Barangsiapa dijauhkan dari neraka dan dimasukkan ke dalam surga, sungguh, dia
orang yang sukses (menang). Kehidupan dunia hanyalah kesenangan yang
memperdaya.”[Ali ‘Imrân/3:185]
Hendaknya seorang Muslim zuhud
terhadap dunia dan pendek angan-angannya. Semua umur ini akan ditanya oleh
Allâh Azza wa Jalla . Oleh karena itu jangan sampai disibukkan dengan dunia dan
jangan disibukan dengan angan-angan kosong. Orang-orang kafir disibukan dengan
dunia dan disibukan dengan angan-angan yang kosong. Kita disuruh untuk
meninggalkan mereka, sebagaimana Allâh Azza wa Jalla menyuruh Rasûlullâh
Shallallahu ‘alaihi wa sallam untuk meninggalkan orang kafir. Allâh Azza wa
Jalla berfirman:
ذَرْهُمْ يَأْكُلُوا وَيَتَمَتَّعُوا
وَيُلْهِهِمُ الْأَمَلُ ۖ فَسَوْفَ يَعْلَمُونَ
Biarkanlah mereka (di dunia ini)
makan dan bersenang-senang dan dilalaikan oleh angan-angan (kosong)
mereka, kelak mereka akan mengetahui (akibat perbuatannya) [Al-Hijr/15:3]
Panjang angan-angan, merasa masih
berusia panjang adalah penyakit berbahaya dan kronis bagi manusia. Jika
penyakit ini menjangkiti seorang Muslim, maka itu akan membawa kepada indikasi
yang lebih serius. Misalnya ia mulai menjauhi perintah Allâh Azza wa Jalla ,
enggan bertaubat, cinta kepada dunia, lupa akan kehidupan akhirat yang abadi,
dan membuat hati menjadi keras. Allâhul Musta`ân.

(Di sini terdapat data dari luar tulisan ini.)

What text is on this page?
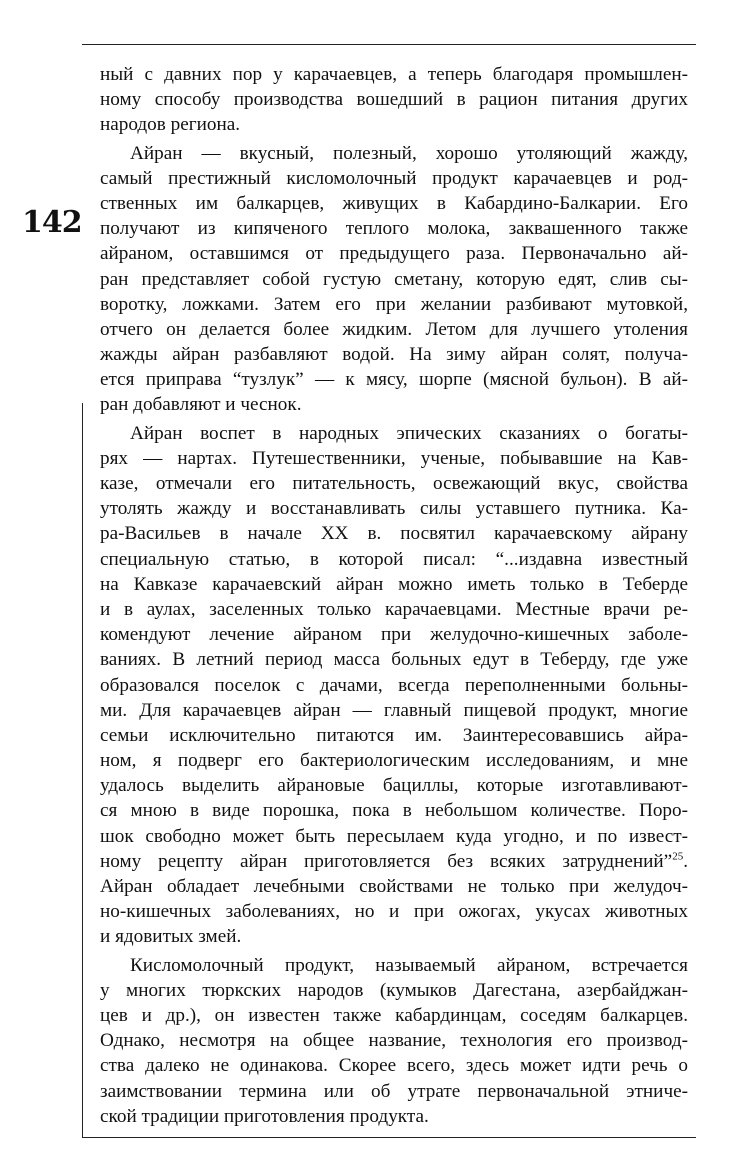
142
ный с давних пор у карачаевцев, а теперь благодаря промышлен-
ному способу производства вошедший в рацион питания других
народов региона.
Айран — вкусный, полезный, хорошо утоляющий жажду,
самый престижный кисломолочный продукт карачаевцев и род-
ственных им балкарцев, живущих в Кабардино-Балкарии. Его
получают из кипяченого теплого молока, заквашенного также
айраном, оставшимся от предыдущего раза. Первоначально ай-
ран представляет собой густую сметану, которую едят, слив сы-
воротку, ложками. Затем его при желании разбивают мутовкой,
отчего он делается более жидким. Летом для лучшего утоления
жажды айран разбавляют водой. На зиму айран солят, получа-
ется приправа “тузлук” — к мясу, шорпе (мясной бульон). В ай-
ран добавляют и чеснок.
Айран воспет в народных эпических сказаниях о богаты-
рях — нартах. Путешественники, ученые, побывавшие на Кав-
казе, отмечали его питательность, освежающий вкус, свойства
утолять жажду и восстанавливать силы уставшего путника. Ка-
ра-Васильев в начале XX в. посвятил карачаевскому айрану
специальную статью, в которой писал: “...издавна известный
на Кавказе карачаевский айран можно иметь только в Теберде
и в аулах, заселенных только карачаевцами. Местные врачи ре-
комендуют лечение айраном при желудочно-кишечных заболе-
ваниях. В летний период масса больных едут в Теберду, где уже
образовался поселок с дачами, всегда переполненными больны-
ми. Для карачаевцев айран — главный пищевой продукт, многие
семьи исключительно питаются им. Заинтересовавшись айра-
ном, я подверг его бактериологическим исследованиям, и мне
удалось выделить айрановые бациллы, которые изготавливают-
ся мною в виде порошка, пока в небольшом количестве. Поро-
шок свободно может быть пересылаем куда угодно, и по извест-
ному рецепту айран приготовляется без всяких затруднений”$^{25}$.
Айран обладает лечебными свойствами не только при желудоч-
но-кишечных заболеваниях, но и при ожогах, укусах животных
и ядовитых змей.
Кисломолочный продукт, называемый айраном, встречается
у многих тюркских народов (кумыков Дагестана, азербайджан-
цев и др.), он известен также кабардинцам, соседям балкарцев.
Однако, несмотря на общее название, технология его производ-
ства далеко не одинакова. Скорее всего, здесь может идти речь о
заимствовании термина или об утрате первоначальной этниче-
ской традиции приготовления продукта.
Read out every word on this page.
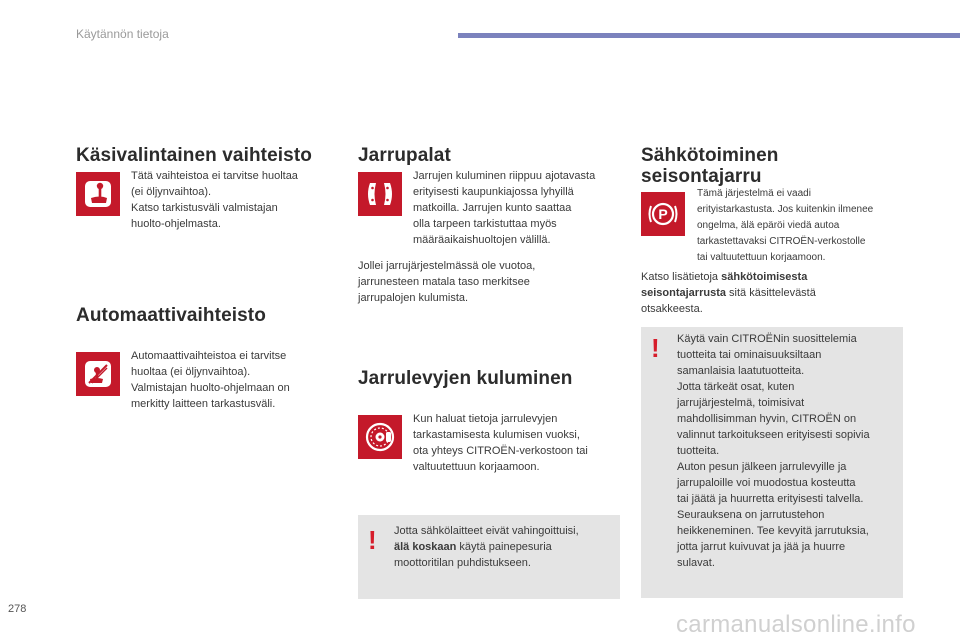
Käytännön tietoja
Käsivalintainen vaihteisto

Tätä vaihteistoa ei tarvitse huoltaa

(ei öljynvaihtoa).

Katso tarkistusväli valmistajan

huolto-ohjelmasta.

Automaattivaihteisto

Automaattivaihteistoa ei tarvitse

huoltaa (ei öljynvaihtoa).

Valmistajan huolto-ohjelmaan on

merkitty laitteen tarkastusväli.

Jarrupalat

Jarrujen kuluminen riippuu ajotavasta

erityisesti kaupunkiajossa lyhyillä

matkoilla. Jarrujen kunto saattaa

olla tarpeen tarkistuttaa myös

määräaikaishuoltojen välillä.

Jollei jarrujärjestelmässä ole vuotoa,

jarrunesteen matala taso merkitsee

jarrupalojen kulumista.

Jarrulevyjen kuluminen

Kun haluat tietoja jarrulevyjen

tarkastamisesta kulumisen vuoksi,

ota yhteys CITROËN-verkostoon tai

valtuutettuun korjaamoon.

! Jotta sähkölaitteet eivät vahingoittuisi,

älä koskaan käytä painepesuria

moottoritilan puhdistukseen.

Sähkötoiminen
seisontajarru
P

Tämä järjestelmä ei vaadi

erityistarkastusta. Jos kuitenkin ilmenee

ongelma, älä epäröi viedä autoa

tarkastettavaksi CITROËN-verkostolle

tai valtuutettuun korjaamoon.

Katso lisätietoja sähkötoimisesta

seisontajarrusta sitä käsittelevästä

otsakkeesta.

! Käytä vain CITROËNin suosittelemia

tuotteita tai ominaisuuksiltaan

samanlaisia laatutuotteita.

Jotta tärkeät osat, kuten

jarrujärjestelmä, toimisivat

mahdollisimman hyvin, CITROËN on

valinnut tarkoitukseen erityisesti sopivia

tuotteita.

Auton pesun jälkeen jarrulevyille ja

jarrupaloille voi muodostua kosteutta

tai jäätä ja huurretta erityisesti talvella.

Seurauksena on jarrutustehon

heikkeneminen. Tee kevyitä jarrutuksia,

jotta jarrut kuivuvat ja jää ja huurre

sulavat.

278
carmanualsonline.info
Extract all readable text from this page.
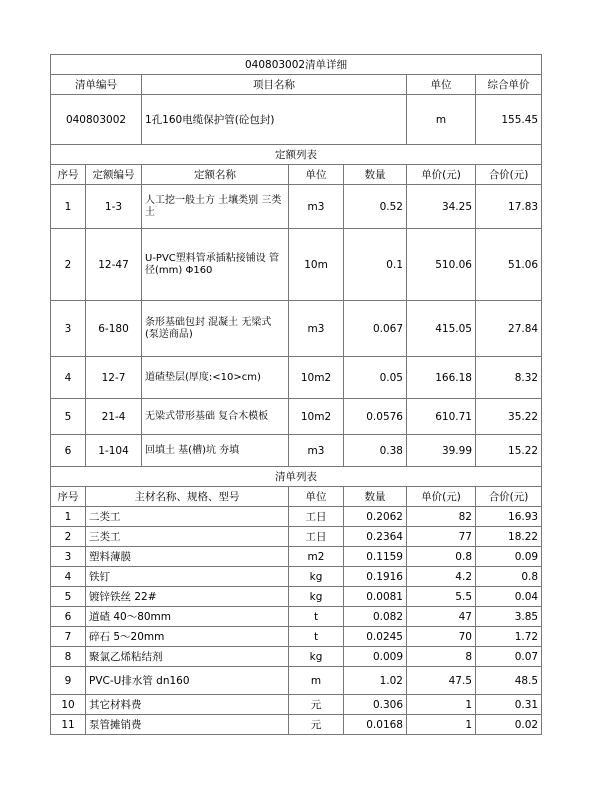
040803002清单详细						
清单编号		项目名称			单位	综合单价
040803002		1孔160电缆保护管(砼包封)			m	155.45
定额列表						
序号	定额编号	定额名称	单位	数量	单价(元)	合价(元)
1	1-3	人工挖一般土方 土壤类别 三类土	m3	0.52	34.25	17.83
2	12-47	U-PVC塑料管承插粘接铺设 管径(mm) Φ160	10m	0.1	510.06	51.06
3	6-180	条形基础包封 混凝土 无梁式(泵送商品)	m3	0.067	415.05	27.84
4	12-7	道碴垫层(厚度:<10>cm)	10m2	0.05	166.18	8.32
5	21-4	无梁式带形基础 复合木模板	10m2	0.0576	610.71	35.22
6	1-104	回填土 基(槽)坑 夯填	m3	0.38	39.99	15.22
清单列表						
序号	主材名称、规格、型号		单位	数量	单价(元)	合价(元)
1	二类工		工日	0.2062	82	16.93
2	三类工		工日	0.2364	77	18.22
3	塑料薄膜		m2	0.1159	0.8	0.09
4	铁钉		kg	0.1916	4.2	0.8
5	镀锌铁丝 22#		kg	0.0081	5.5	0.04
6	道碴 40～80mm		t	0.082	47	3.85
7	碎石 5～20mm		t	0.0245	70	1.72
8	聚氯乙烯粘结剂		kg	0.009	8	0.07
9	PVC-U排水管 dn160		m	1.02	47.5	48.5
10	其它材料费		元	0.306	1	0.31
11	泵管摊销费		元	0.0168	1	0.02
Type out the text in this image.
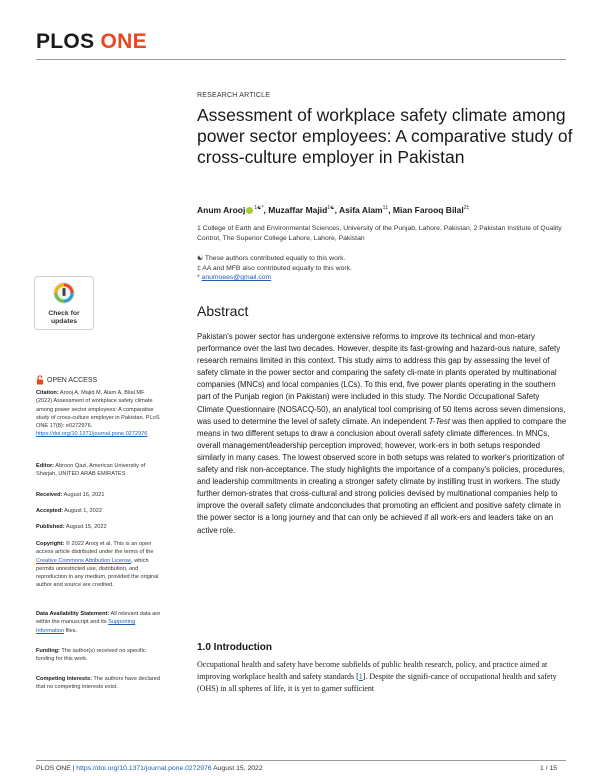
PLOS ONE
Check for
updates
OPEN ACCESS
Citation: Arooj A, Majid M, Alam A, Bilal MF (2022) Assessment of workplace safety climate among power sector employees: A comparative study of cross-culture employer in Pakistan. PLoS ONE 17(8): e0272976. https://doi.org/10.1371/journal.pone.0272976
Editor: Abroon Qazi, American University of Sharjah, UNITED ARAB EMIRATES
Received: August 16, 2021
Accepted: August 1, 2022
Published: August 15, 2022
Copyright: © 2022 Arooj et al. This is an open access article distributed under the terms of the Creative Commons Attribution License, which permits unrestricted use, distribution, and reproduction in any medium, provided the original author and source are credited.
Data Availability Statement: All relevant data are within the manuscript and its Supporting Information files.
Funding: The author(s) received no specific funding for this work.
Competing interests: The authors have declared that no competing interests exist.
RESEARCH ARTICLE
Assessment of workplace safety climate among power sector employees: A comparative study of cross-culture employer in Pakistan
Anum Arooj $^{1☯*}$, Muzaffar Majid$^{1☯}$, Asifa Alam$^{1\ddagger}$, Mian Farooq Bilal$^{2\ddagger}$
1 College of Earth and Environmental Sciences, University of the Punjab, Lahore, Pakistan, 2 Pakistan Institute of Quality Control, The Superior College Lahore, Lahore, Pakistan
☯ These authors contributed equally to this work.
‡ AA and MFB also contributed equally to this work.
* anumoees@gmail.com
Abstract
Pakistan's power sector has undergone extensive reforms to improve its technical and mon-etary performance over the last two decades. However, despite its fast-growing and hazard-ous nature, safety research remains limited in this context. This study aims to address this gap by assessing the level of safety climate in the power sector and comparing the safety cli-mate in plants operated by multinational companies (MNCs) and local companies (LCs). To this end, five power plants operating in the southern part of the Punjab region (in Pakistan) were included in this study. The Nordic Occupational Safety Climate Questionnaire (NOSACQ-50), an analytical tool comprising of 50 items across seven dimensions, was used to determine the level of safety climate. An independent T-Test was then applied to compare the means in two different setups to draw a conclusion about overall safety climate differences. In MNCs, overall management/leadership perception improved; however, work-ers in both setups responded similarly in many cases. The lowest observed score in both setups was related to worker's prioritization of safety and risk non-acceptance. The study highlights the importance of a company's policies, procedures, and leadership commitments in creating a stronger safety climate by instilling trust in workers. The study further demon-strates that cross-cultural and strong policies devised by multinational companies help to improve the overall safety climate andconcludes that promoting an efficient and positive safety climate in the power sector is a long journey and that can only be achieved if all work-ers and leaders take on an active role.
1.0 Introduction
Occupational health and safety have become subfields of public health research, policy, and practice aimed at improving workplace health and safety standards [1]. Despite the signifi-cance of occupational health and safety (OHS) in all spheres of life, it is yet to garner sufficient
PLOS ONE | https://doi.org/10.1371/journal.pone.0272976 August 15, 2022	1 / 15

Mudah-mudahan Allâh Azza wa Jalla
memberikan taufik kepada kita untuk zuhud terhadap dunia, tidak tamak kepada
dunia, tidak panjang angan-angan, tidak mengharapkan sesuatu pada apa yang ada
di tangan manusia. Mudah-mudahan Allâh memberikan kepada kita sifat qanâ’ah,
merasa cukup dan puas dengan apa yang Allâh Azza wa Jalla berikan, yang dapat
kita gunakan untuk melaksanakan ketaatan kepada Allâh dan menjauhkan
larangan-larangan-Nya. Mudah-mudahan Allâh memberikan keistiqamahan kepada kita
dalam menghadapi fitnah dunia, fitnah syahwat dan syubhat. Mudah-mudahan Allâh
memasukkan kita ke dalam Surga dan menjauhkan kita dari api Neraka.